CheckPass conditionFix if weak
SpecificityThe answer references your actual stack, workflow, constraints, and risk tolerance.Add concrete versions, tools, traffic assumptions, data boundaries, or deployment rules.
SecurityNo secrets are exposed and auth, permissions, data privacy, logging, and abuse risks are reviewed.Ask for a dedicated security pass and remove sensitive details before using public AI tools.
MaintainabilityThe output explains tradeoffs, migration steps, monitoring, rollback, and ownership.Request an ADR-style decision record and implementation checklist.
VerificationThe answer includes tests, manual checks, and production-readiness gates.Ask for test cases, staging checks, failure cases, and observability signals.
Safety note: Do not paste private keys, API tokens, production credentials, customer data, proprietary source code, internal URLs, or regulated personal information into public AI tools. Use placeholders and verify all output with a qualified engineer.

Source snapshot

ItemSnapshot
Page typeExisting Omellody coding prompt utility page; refreshed in Red Mode for depth, original utility, and internal discovery.
Demand signalURL inventory on 2026-05-19 flagged this coding prompt family as thin with low internal-link depth; traffic radar continues to show AI prompt generator demand.
OriginalityOmellody-created prompt, formula, variable model, review table, FAQ, source snapshot, and browser-side builder. No external repository content copied.
Last reviewed2026-05-19

FAQ quick table

QuestionShort answer
What should a schema review prompt include?Include tables, fields, relationships, expected queries, write volume, constraints, migration plan, and what risks you want reviewed.
Can AI replace a database review?No. It is a checklist and brainstorming aid. A senior engineer or DBA should verify migrations, locks, indexes, and production risk.
Should I include sample data?Use synthetic or sanitized examples only. Do not paste customer data, credentials, tokens, or regulated personal data into public AI tools.

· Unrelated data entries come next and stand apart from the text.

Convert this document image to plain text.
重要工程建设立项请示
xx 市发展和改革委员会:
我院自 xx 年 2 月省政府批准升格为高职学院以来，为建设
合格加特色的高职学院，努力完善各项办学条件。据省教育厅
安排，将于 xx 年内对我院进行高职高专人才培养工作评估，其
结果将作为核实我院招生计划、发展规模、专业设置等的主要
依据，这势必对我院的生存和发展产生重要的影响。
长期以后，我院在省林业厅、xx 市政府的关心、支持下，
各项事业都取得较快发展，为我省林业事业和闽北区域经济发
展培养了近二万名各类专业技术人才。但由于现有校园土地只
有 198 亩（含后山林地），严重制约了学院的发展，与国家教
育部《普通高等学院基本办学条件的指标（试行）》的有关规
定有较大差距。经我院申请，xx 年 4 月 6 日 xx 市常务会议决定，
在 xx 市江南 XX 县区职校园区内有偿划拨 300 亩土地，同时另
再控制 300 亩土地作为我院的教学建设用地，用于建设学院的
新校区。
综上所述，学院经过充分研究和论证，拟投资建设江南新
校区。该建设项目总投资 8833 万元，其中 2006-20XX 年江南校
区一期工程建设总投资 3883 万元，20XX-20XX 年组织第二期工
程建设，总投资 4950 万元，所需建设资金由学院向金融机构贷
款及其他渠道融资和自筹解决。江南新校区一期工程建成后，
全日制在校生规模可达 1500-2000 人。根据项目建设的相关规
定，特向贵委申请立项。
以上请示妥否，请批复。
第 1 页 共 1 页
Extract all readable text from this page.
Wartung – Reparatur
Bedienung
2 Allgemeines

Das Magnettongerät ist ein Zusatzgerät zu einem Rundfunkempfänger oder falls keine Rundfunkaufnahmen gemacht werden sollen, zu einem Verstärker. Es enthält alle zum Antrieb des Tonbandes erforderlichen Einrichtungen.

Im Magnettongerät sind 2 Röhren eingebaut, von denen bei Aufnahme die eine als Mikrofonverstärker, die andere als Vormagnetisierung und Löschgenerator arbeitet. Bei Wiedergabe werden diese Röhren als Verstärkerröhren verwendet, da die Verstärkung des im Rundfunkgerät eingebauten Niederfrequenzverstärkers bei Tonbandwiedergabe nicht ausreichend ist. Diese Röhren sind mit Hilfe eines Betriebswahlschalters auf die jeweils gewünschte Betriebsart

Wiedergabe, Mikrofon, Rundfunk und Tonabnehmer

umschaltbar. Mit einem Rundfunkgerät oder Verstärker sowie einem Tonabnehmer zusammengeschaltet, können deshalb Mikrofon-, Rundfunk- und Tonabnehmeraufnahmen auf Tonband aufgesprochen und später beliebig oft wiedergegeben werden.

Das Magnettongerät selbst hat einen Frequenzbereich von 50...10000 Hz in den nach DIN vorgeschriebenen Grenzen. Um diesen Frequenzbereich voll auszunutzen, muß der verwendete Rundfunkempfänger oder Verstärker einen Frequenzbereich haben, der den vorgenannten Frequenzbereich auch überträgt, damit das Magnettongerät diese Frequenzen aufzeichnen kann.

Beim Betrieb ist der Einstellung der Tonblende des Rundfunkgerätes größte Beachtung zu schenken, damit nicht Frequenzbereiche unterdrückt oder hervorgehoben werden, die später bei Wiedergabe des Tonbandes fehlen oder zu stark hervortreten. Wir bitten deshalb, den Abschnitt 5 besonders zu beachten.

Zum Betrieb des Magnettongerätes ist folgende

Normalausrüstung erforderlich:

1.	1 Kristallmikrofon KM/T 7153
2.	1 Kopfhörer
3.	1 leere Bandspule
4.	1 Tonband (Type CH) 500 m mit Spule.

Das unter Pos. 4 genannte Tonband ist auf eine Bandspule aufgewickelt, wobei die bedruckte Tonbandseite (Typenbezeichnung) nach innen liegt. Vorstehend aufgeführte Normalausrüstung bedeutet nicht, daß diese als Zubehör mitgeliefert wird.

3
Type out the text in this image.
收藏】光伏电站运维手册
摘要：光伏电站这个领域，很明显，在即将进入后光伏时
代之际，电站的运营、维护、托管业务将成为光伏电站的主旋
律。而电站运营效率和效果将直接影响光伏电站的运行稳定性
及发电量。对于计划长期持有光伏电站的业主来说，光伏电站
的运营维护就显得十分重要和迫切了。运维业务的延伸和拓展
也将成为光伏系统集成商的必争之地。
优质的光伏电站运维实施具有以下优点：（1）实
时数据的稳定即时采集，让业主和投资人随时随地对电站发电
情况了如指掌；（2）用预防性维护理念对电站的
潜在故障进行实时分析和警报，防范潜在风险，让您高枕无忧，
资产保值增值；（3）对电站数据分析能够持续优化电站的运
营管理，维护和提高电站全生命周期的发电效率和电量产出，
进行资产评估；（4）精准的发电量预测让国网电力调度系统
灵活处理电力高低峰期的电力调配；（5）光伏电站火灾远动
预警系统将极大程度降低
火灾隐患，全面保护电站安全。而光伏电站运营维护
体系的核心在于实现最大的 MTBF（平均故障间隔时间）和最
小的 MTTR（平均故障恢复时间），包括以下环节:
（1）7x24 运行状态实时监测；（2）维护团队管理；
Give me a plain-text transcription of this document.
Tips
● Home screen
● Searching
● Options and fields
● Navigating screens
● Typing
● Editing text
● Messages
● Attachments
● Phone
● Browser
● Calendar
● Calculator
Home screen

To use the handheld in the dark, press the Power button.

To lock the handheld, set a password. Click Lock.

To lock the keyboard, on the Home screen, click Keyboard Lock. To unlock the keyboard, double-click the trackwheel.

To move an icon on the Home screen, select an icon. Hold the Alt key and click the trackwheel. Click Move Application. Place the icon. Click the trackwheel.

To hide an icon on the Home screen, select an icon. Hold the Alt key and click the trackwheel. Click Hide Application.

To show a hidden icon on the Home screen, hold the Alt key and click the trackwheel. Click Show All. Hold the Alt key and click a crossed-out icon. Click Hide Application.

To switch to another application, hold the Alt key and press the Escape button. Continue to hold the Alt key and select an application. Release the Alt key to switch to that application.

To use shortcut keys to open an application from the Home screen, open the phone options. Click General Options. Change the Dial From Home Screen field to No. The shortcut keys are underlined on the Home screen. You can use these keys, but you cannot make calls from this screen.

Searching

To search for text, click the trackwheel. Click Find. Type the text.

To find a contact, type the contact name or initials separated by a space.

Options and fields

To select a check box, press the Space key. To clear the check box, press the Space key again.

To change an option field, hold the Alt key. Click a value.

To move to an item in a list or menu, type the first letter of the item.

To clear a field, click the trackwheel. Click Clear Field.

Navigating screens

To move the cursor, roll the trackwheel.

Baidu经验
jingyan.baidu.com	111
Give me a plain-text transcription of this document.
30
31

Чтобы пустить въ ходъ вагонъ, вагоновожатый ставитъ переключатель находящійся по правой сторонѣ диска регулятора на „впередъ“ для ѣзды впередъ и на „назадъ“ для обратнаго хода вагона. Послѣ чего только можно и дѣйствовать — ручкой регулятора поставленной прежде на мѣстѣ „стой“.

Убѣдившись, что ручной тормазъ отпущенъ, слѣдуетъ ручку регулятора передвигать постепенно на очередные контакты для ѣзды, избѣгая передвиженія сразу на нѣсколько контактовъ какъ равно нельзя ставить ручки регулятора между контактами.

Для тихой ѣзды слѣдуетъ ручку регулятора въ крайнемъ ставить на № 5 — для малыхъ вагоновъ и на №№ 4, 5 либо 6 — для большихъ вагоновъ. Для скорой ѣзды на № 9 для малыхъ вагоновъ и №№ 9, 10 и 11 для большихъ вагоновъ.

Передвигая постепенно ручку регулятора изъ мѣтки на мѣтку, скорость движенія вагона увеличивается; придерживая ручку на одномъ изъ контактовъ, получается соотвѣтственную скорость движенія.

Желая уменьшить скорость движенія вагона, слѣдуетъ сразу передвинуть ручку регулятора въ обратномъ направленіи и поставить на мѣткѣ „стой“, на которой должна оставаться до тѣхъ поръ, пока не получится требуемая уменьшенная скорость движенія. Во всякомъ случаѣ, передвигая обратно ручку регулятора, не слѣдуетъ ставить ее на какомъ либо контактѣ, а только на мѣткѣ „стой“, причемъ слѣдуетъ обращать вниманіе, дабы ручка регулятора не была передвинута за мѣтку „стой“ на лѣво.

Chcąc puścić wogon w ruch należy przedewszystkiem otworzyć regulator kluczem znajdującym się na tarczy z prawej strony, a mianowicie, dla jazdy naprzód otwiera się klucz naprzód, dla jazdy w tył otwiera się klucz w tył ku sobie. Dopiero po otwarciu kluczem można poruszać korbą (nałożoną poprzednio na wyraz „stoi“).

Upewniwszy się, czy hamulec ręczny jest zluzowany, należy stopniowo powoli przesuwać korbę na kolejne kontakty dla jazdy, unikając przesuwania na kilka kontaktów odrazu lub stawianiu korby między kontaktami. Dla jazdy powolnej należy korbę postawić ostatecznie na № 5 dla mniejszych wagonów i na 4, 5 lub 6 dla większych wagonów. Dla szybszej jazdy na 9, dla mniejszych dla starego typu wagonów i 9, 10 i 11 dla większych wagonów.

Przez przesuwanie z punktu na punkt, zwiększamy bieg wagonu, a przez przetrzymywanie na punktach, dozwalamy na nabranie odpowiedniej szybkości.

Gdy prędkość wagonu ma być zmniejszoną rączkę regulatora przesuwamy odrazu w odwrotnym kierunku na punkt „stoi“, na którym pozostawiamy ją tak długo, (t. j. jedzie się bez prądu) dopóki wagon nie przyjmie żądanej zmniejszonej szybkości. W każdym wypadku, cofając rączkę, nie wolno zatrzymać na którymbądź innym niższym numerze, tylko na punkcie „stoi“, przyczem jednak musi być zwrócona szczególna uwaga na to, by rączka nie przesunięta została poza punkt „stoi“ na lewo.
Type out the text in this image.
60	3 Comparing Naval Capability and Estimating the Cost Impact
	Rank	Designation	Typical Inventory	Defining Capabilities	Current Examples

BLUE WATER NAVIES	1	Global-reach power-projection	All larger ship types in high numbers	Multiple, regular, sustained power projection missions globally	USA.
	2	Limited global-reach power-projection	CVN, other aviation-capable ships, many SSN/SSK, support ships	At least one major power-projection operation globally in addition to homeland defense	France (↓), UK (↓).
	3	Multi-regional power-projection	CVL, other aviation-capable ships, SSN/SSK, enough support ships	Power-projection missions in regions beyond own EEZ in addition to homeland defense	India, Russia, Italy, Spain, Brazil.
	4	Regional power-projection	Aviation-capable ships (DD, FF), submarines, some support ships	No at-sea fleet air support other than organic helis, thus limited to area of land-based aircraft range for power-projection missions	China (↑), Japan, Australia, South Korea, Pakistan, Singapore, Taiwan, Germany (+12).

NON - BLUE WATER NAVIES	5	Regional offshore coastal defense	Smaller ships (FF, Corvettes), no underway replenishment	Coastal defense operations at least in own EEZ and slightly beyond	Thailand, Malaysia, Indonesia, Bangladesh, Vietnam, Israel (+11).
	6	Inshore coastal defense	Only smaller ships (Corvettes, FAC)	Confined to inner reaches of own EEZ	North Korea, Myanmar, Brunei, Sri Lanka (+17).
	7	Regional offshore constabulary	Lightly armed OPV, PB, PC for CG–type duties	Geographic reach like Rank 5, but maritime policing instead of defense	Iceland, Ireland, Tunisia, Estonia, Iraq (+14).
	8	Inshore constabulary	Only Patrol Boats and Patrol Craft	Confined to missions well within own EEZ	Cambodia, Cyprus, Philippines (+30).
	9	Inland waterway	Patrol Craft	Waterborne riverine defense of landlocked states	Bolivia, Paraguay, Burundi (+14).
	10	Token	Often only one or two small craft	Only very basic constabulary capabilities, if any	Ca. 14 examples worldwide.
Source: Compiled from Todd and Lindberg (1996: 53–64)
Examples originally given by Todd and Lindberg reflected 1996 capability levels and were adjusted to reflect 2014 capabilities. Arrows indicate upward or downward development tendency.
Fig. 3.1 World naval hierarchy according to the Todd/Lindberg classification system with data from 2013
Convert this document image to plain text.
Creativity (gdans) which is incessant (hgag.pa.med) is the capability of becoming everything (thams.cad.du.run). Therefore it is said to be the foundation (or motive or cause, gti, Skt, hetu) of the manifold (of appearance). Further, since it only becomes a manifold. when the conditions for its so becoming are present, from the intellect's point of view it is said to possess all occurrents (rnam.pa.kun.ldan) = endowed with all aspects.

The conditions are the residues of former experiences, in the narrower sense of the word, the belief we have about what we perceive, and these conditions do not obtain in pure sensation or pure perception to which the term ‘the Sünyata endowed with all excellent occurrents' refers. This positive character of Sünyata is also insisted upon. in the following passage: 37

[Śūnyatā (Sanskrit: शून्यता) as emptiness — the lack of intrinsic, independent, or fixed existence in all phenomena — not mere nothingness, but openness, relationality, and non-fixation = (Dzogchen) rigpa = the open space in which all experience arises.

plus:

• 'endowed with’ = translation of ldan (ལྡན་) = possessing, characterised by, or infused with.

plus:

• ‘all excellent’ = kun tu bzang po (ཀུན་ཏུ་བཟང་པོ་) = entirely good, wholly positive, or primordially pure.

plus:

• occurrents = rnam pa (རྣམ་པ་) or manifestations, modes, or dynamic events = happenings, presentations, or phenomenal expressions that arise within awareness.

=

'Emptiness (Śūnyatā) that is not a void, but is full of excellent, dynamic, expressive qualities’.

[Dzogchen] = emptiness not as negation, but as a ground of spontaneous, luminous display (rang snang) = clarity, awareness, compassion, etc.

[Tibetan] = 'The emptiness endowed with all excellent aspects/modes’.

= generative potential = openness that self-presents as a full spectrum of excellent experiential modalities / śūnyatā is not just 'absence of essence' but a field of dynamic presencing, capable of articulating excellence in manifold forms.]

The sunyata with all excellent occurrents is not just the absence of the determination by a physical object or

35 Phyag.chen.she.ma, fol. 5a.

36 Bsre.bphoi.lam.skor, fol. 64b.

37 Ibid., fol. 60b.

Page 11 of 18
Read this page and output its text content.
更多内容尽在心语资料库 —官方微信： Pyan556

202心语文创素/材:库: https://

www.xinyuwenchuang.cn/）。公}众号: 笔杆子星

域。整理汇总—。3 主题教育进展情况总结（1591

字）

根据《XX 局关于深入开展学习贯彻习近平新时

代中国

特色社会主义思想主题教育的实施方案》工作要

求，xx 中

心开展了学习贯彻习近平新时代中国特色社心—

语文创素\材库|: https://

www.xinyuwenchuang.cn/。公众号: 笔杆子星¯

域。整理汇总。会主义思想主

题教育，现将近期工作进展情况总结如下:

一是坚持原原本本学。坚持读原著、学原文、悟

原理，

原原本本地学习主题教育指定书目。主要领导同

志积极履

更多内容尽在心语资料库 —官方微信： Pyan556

Related coding prompt tools

FAQ

What should a schema review prompt include?
Include tables, fields, relationships, expected queries, write volume, constraints, migration plan, and what risks you want reviewed.
Can AI replace a database review?
No. It is a checklist and brainstorming aid. A senior engineer or DBA should verify migrations, locks, indexes, and production risk.
Should I include sample data?
Use synthetic or sanitized examples only. Do not paste customer data, credentials, tokens, or regulated personal data into public AI tools.
What output should I request?
Ask for issue table, severity, recommended fix, migration notes, index suggestions, test queries, and rollback checklist.